Canada among most expensive countries for prescription drugs – and costs expected to rise

Organizations need to implement cost-control measures: Survey
||Last Updated: 12/04/2014

When it comes to prescription drug costs, Canada can be a pretty pricey place to live, according to Bill Bright, leader of Towers Watson’s Canadian pharmacy practice.

“Canada is one of the most expensive countries in the world for prescription drugs — and prices are going to rise,” he said.

And as prices rise, employers will see a significant impact to their benefits budgets. But implementing certain drug plan management strategies can help offset that impact, found Towers Watson in a survey of 196 organizations representing 940,000 active and retired employees.

“Our survey results show that pharmacy management strategies help control health care costs.

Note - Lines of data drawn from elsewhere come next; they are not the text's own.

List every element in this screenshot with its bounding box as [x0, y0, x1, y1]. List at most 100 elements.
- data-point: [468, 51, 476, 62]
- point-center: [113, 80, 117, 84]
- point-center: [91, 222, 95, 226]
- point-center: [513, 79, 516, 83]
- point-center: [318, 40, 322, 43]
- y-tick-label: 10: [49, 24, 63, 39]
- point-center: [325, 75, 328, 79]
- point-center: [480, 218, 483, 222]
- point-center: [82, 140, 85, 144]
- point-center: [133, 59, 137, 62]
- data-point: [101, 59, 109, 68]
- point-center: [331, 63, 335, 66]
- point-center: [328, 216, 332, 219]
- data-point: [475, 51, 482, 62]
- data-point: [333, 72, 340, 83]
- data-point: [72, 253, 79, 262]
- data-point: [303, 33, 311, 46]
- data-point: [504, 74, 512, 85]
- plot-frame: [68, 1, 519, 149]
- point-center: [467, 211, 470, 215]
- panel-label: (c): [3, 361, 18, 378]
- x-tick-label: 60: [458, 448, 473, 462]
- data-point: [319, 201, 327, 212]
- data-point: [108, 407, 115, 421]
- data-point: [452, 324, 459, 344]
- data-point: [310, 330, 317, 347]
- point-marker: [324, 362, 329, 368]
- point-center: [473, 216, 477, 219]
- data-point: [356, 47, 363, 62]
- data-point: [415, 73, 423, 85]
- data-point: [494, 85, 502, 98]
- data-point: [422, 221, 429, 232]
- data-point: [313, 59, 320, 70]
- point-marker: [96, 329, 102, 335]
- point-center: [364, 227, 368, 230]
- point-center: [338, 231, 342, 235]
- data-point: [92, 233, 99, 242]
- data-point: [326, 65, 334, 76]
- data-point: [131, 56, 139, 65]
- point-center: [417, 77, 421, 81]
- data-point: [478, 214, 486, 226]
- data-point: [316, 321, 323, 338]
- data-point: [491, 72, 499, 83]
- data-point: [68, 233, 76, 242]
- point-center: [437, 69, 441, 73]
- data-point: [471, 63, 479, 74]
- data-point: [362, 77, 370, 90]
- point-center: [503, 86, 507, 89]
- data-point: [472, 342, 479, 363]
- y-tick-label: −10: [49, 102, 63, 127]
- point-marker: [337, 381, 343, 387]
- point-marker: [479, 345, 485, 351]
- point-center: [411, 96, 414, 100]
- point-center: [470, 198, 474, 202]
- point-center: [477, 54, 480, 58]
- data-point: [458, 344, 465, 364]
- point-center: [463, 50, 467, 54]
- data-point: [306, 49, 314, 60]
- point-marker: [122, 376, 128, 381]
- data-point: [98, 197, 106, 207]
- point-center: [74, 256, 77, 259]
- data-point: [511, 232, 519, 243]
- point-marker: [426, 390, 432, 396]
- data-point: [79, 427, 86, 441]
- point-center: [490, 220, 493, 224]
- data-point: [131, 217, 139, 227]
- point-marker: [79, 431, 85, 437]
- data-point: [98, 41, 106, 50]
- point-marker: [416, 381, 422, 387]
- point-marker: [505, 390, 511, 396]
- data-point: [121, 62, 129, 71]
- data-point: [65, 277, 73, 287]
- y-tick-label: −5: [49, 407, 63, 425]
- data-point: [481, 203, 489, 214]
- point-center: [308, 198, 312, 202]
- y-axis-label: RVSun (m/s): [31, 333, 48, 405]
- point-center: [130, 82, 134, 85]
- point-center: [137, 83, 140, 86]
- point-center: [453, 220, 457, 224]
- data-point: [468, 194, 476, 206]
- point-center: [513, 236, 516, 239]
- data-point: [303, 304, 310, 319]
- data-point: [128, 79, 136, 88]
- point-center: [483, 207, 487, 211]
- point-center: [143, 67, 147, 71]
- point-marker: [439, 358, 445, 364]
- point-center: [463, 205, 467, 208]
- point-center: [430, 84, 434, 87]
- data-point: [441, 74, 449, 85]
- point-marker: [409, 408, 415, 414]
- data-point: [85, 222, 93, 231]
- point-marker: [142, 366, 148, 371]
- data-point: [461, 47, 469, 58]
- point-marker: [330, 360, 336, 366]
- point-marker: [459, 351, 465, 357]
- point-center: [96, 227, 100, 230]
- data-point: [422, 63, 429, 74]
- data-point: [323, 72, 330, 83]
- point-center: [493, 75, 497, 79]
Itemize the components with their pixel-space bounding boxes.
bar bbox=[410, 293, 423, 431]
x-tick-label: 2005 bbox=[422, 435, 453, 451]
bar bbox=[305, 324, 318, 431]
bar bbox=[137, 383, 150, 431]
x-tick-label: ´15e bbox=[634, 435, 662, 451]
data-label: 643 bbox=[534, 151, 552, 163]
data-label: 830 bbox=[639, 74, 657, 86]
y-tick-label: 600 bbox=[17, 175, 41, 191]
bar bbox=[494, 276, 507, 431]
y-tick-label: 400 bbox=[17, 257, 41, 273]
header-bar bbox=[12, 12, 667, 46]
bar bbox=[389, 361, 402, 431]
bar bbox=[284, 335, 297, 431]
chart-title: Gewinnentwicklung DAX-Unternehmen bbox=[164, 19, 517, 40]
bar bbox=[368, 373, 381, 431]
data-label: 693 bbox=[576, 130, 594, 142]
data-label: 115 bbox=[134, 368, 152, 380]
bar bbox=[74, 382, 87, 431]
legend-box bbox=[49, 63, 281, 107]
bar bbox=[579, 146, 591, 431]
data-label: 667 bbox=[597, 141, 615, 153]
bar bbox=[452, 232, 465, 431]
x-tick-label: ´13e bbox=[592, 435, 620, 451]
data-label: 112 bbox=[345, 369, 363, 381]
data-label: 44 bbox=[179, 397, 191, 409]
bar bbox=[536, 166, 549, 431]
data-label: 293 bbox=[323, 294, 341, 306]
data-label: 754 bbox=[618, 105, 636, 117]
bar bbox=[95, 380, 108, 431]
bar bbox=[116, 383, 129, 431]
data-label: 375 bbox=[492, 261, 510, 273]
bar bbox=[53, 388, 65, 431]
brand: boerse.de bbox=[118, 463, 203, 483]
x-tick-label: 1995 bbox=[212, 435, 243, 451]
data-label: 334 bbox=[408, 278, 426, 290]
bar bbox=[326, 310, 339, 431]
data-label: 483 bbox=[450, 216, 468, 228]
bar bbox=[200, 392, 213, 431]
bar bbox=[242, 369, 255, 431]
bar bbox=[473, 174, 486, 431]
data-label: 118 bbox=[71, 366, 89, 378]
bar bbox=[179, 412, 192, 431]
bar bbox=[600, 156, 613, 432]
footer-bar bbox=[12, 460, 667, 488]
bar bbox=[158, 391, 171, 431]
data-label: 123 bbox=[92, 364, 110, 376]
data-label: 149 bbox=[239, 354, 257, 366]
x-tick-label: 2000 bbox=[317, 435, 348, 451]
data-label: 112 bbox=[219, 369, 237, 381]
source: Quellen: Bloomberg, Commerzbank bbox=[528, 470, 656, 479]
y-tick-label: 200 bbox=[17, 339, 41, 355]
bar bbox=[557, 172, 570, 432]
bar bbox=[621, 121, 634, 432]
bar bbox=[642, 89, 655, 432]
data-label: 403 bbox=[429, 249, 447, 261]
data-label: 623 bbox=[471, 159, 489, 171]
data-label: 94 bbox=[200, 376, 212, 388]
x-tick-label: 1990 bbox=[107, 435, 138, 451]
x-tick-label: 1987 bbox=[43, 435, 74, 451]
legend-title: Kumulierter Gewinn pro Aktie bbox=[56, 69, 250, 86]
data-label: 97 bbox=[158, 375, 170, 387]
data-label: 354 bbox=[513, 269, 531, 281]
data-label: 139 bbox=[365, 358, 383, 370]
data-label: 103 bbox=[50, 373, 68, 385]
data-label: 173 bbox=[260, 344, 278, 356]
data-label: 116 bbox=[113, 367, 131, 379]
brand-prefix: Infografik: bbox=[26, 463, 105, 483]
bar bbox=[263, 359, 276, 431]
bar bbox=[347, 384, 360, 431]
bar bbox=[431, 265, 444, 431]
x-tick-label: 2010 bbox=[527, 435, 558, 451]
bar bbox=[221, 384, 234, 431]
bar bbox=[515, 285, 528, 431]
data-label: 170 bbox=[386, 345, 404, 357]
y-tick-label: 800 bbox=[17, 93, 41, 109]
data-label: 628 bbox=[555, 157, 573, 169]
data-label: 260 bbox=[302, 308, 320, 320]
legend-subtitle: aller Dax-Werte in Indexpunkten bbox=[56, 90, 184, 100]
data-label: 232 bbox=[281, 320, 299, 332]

Employers have quite a number of options available to them, and our research shows that as these options are combined, the effectiveness from a cost management perspective improves,” said Bright.

Strategies such as pay-direct cards, generic substitution or dispensing fee caps can lower drug plan costs significantly, found the 2014 Canadian Health Care Cost survey.

Currently, organizations without a formal drug plan management strategy pay an average annual cost of $1,124 per active employee. But that cost is 24 per cent lower, or $266 less per employee, for plan sponsors with three or more drug plan management strategies in place. Implementing two strategies lowered annual costs by an average of 12 per cent or $135 per employee.

Employers have not seen significant increases in drug costs over the past few years — the cost trend for drugs has come in at 0.2 per cent year-over-year, found the survey.

“Drug cost trends have been moderate in the past few years, primarily due to a greater availability of lower-cost generic drugs and a lack of new-entry brand names,” said Karen Millard, a senior consultant at Towers Watson.

“However, employers may see increases in the near term due to greater use of high-cost and specialty drugs, a growing demographic of employees with more chronic conditions, and government shifting of public costs to private payers.”

Even if a small proportion of employees use high-cost drugs, it can have a major impact, said Bright.

“High-cost or specialty drugs are typically used by fewer than five per cent of employees, but can account for 15 to 25 per cent or more of an employer’s total drug spend. For example, a specialty drug therapy for Hepatitis C is effective at reducing the virus, but creates budget challenges for employers, as the typical cost is about $55,000 for a 12-week treatment. New drugs now in the pipeline may drive costs even higher. Our forecasts suggest that new high-cost therapies will account for close to 30 per cent of drug plan expense within the next three to five years,” he said.